In September 2016 Apple Pay came to support the world’s largest public transit system. It happened through the integration with Japan’s FeliCa and gave Apple Pay access to 160 million daily transactions.
This, along with many other milestones don’t get a lot of attention. Apple Pay is in what could be considered an attritional competition with non-consumption. There are no decisive battles won or lost, only the relentless pressure to make progress against a reluctance to change.
Before I go on, I should make the attrition/decisive type of conflict clear. The terms come from military science. A war of attrition is one where two sides essentially grind against each other and the winner is the one which lasts longest. A decisive battle is one where a conflict is won through a single, acute encounter where, due to either demoralizing or circumstance reasons, one side gives up. It’s the knock-out punch vs. the fight to exhaustion.
When applying this dichotomy to competition, we need to be careful about who we define as competitors. Note that I said that Apple Pay is in a fight with non-consumption. It’s tempting to say Apple Pay competes with some other payment system like Samsung Pay or Google Pay. But none of these alternatives are as powerful as the existing mix of contact payment systems: cash, credit card magnetic swiping and some other hybrid of codes and user experiences (especially online.)
When seen this way the challenger must compete through persistence. It’s impossible for Apple Pay to decisively defeat non-consumption in one battle. It takes literally millions of decisions for adoption: each consumer, each merchant, each bank, each point of sale. It’s a relentless grind of pitching, selling, demonstrating and shaming into action.
It’s been three years of this type of competition and progress may seem hard to spot. That is because we don’t see the big wins. We can only see small wins. The win in Japan, as significant as it might be (160 million daily transactions added to the addressable market) is still small compared to all transactions world-wide.
Merchants tell Apple that 90% of contactless transactions in the US were Apple Pay. Apple sees continuous growth and cited 500% grown y/y in payments last quarter. The total amounts to hundreds of millions of transactions worth billions of dollars.

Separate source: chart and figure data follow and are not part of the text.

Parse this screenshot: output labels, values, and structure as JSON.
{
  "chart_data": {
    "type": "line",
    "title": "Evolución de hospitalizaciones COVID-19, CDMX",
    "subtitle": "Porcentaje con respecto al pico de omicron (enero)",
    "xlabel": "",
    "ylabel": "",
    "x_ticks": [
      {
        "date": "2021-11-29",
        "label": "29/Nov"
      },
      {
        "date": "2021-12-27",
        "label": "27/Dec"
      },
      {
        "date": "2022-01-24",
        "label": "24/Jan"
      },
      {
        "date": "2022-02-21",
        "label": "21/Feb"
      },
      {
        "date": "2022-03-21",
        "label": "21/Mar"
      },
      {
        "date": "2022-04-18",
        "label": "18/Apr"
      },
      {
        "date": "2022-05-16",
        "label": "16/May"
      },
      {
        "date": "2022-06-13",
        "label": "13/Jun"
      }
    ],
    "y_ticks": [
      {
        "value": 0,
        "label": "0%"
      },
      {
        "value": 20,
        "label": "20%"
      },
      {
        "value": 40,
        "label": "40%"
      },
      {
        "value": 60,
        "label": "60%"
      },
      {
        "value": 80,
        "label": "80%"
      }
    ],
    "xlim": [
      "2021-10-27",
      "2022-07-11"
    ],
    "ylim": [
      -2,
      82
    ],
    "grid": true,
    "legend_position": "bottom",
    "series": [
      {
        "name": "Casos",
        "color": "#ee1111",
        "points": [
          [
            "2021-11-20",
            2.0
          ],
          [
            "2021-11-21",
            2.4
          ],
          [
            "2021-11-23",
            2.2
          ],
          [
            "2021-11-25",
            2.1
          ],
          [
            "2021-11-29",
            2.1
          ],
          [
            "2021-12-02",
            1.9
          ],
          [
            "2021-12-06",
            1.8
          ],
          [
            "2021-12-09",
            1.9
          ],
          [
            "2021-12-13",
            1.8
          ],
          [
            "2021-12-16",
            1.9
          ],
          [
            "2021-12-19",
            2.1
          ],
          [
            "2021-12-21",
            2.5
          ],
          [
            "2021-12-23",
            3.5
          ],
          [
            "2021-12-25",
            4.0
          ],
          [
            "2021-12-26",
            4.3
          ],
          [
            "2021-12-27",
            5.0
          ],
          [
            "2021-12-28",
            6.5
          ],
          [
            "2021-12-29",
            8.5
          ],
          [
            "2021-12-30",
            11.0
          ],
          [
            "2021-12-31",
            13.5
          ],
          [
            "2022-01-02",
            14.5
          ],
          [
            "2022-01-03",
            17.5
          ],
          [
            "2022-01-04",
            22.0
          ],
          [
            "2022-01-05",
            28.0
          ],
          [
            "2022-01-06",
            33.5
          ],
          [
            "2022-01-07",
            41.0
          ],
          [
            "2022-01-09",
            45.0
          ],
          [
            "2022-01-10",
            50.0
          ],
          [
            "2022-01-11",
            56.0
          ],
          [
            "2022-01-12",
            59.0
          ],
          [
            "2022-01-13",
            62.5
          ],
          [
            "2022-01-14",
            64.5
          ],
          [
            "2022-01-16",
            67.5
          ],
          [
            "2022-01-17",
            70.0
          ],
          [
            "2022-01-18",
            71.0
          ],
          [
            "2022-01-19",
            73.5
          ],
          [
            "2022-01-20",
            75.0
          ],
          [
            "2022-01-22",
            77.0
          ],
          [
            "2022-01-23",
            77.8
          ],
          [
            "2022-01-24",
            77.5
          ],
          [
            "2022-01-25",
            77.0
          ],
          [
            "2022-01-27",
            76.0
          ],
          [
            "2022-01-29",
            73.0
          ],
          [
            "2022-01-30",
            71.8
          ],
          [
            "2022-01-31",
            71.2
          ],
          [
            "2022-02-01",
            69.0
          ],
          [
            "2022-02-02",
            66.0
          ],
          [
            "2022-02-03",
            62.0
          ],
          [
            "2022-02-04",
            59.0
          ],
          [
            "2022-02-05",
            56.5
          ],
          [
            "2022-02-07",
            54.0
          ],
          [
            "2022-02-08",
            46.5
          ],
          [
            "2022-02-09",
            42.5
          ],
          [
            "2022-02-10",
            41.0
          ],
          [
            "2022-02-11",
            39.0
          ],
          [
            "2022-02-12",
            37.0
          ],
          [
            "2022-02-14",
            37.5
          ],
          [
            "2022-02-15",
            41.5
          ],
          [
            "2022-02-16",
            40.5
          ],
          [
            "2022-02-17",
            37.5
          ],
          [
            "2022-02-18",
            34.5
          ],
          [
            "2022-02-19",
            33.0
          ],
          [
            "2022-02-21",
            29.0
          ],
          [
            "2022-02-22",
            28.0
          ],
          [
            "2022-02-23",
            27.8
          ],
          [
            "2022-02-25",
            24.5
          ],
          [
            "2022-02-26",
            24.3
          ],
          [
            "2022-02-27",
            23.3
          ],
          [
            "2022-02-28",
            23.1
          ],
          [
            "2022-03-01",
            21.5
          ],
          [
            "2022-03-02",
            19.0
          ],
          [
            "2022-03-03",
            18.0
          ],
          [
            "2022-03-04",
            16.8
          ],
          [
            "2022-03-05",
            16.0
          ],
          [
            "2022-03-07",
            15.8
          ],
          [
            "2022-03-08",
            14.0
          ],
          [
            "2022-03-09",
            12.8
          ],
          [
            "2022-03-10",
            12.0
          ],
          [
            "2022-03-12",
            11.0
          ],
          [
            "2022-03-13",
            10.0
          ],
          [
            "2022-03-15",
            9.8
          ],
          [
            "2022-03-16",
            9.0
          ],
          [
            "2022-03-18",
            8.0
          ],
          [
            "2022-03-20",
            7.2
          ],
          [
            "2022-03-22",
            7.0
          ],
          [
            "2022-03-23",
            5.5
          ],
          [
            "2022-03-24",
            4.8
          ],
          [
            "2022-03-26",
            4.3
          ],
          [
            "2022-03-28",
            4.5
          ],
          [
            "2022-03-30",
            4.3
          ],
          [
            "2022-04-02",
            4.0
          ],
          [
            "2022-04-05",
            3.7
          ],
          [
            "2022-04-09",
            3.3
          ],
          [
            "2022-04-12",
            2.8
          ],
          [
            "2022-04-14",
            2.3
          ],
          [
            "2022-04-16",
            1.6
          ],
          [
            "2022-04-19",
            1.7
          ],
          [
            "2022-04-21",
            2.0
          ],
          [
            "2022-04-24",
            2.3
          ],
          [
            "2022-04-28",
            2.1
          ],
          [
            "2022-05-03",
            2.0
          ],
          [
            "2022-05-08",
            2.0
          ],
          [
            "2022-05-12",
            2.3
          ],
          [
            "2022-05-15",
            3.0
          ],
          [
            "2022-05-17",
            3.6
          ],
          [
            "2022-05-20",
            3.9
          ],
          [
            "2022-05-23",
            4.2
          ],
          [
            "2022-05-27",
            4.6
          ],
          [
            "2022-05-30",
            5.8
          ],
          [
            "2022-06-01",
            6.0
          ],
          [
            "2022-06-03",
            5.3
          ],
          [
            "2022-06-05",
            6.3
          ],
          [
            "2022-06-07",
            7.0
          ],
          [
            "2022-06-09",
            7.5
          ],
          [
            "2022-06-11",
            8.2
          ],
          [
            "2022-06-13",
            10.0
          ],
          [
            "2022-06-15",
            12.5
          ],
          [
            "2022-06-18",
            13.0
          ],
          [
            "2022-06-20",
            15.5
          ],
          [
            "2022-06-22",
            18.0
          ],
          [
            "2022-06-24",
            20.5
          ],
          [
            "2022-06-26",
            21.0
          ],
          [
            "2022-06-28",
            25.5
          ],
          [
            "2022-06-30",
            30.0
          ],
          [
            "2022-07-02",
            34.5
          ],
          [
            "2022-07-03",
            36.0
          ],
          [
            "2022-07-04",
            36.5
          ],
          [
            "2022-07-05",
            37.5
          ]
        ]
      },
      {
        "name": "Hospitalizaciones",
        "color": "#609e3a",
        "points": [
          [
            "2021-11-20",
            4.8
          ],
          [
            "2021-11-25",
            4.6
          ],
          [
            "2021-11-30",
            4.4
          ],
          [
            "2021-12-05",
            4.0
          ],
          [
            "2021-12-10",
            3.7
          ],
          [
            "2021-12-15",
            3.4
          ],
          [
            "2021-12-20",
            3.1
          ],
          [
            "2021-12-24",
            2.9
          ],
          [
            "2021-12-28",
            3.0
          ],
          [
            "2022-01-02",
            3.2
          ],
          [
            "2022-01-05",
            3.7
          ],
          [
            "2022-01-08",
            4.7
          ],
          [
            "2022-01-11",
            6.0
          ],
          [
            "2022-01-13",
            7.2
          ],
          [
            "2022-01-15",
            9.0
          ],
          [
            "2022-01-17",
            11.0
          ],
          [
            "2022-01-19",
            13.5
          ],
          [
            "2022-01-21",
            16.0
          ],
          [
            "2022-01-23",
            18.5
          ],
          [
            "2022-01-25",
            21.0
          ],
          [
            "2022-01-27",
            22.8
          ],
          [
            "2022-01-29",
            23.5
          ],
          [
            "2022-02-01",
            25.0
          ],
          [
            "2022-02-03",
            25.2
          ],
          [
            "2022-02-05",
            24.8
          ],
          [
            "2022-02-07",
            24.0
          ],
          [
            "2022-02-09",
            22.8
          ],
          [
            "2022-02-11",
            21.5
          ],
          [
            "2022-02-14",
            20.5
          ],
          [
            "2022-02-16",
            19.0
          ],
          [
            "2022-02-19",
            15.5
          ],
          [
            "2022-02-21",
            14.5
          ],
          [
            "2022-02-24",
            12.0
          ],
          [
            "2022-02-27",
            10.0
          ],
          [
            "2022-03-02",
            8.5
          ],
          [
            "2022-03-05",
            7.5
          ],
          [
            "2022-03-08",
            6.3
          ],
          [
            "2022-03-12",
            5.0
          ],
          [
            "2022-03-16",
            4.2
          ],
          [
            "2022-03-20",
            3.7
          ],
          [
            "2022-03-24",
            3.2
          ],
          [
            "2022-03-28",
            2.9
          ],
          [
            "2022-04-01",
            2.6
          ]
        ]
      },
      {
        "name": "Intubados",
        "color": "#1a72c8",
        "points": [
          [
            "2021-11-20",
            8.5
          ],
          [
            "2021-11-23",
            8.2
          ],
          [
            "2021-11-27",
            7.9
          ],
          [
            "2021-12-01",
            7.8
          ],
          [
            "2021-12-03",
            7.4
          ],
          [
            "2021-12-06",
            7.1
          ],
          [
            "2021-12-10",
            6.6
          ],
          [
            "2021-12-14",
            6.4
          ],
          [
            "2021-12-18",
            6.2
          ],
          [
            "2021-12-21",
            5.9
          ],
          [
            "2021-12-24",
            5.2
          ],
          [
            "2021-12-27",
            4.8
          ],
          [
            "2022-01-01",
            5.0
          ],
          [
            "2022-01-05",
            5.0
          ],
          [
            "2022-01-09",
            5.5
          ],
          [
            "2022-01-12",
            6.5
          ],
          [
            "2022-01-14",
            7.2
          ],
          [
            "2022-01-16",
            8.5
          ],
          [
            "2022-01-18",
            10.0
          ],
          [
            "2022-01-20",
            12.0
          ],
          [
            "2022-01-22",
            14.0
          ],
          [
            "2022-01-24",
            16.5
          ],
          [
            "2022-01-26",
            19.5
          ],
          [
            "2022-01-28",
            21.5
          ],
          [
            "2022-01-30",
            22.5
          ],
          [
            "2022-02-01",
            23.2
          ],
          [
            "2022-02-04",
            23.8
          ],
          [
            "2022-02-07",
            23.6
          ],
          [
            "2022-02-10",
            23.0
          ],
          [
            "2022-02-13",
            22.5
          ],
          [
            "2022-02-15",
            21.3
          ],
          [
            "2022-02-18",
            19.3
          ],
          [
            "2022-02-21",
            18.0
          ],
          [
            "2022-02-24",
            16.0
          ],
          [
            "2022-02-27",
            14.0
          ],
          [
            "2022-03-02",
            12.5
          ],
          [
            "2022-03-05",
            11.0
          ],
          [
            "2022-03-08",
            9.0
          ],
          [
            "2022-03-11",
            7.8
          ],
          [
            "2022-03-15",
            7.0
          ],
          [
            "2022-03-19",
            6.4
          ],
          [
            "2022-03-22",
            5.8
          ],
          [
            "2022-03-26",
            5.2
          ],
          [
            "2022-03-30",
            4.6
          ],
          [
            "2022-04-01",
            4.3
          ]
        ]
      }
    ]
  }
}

Anecdotally, the points-of-sale supporting the system are growing. 76% of the top US merchants have agreed to deploy by end of this year.1
But the total market is probably measured in billions of transactions and trillions of dollars. There is a lot to go.
On the bank side, the US wins came quickly and thoroughly. 3500 US banks support Apple Pay through their issued credit cards. Globally the figures are unstated with some countries absent completely and others engaging quickly. Australia lags while the UK is mostly on-board.
The point of sale terminals are also largely not an obstacle with the current generations almost all being able to process contactless transactions. The amazing thing about this business is just how many sides there are to this market: merchants, users, Apple, banks, POS terminals, credit card companies, online payment systems, etc.
To see progress at all is surprising. Changing payment systems is extremely complicated due to the breadth and depth of infrastructure. There are already 5 million contactless acceptors in the US. But there are many more points of sale2 There is a long tail distribution for these systems so saturation will take a very long time.
Apple Pay is however only the first battle. Beside credit cards and cash, inside your wallet are more items that need to move into your devices: access cards, passports, driver’s licenses, IDs.
One unsung hero has been the device-based boarding pass. Security and gate agents don’t touch your phone so when you are invited to place the phone on the scanner at security or boarding, there is a sense of tangible and visible progress. It was a rare sight a few years ago but I see it more and more each day I fly. The paper-less boarding pass has crossed the chasm into mainstream. Cash, plastic cards and IDs will also be deprecated. All it takes is persistence and time.
We all crave decisive battles and can’t stay tuned for the attritional outcomes. Nonetheless that is how most conflicts end up. This is the sort of conflict where a superpower wins and an asymmetric challenger falters. It’s resources and processes rather than enthusiasm that matter most.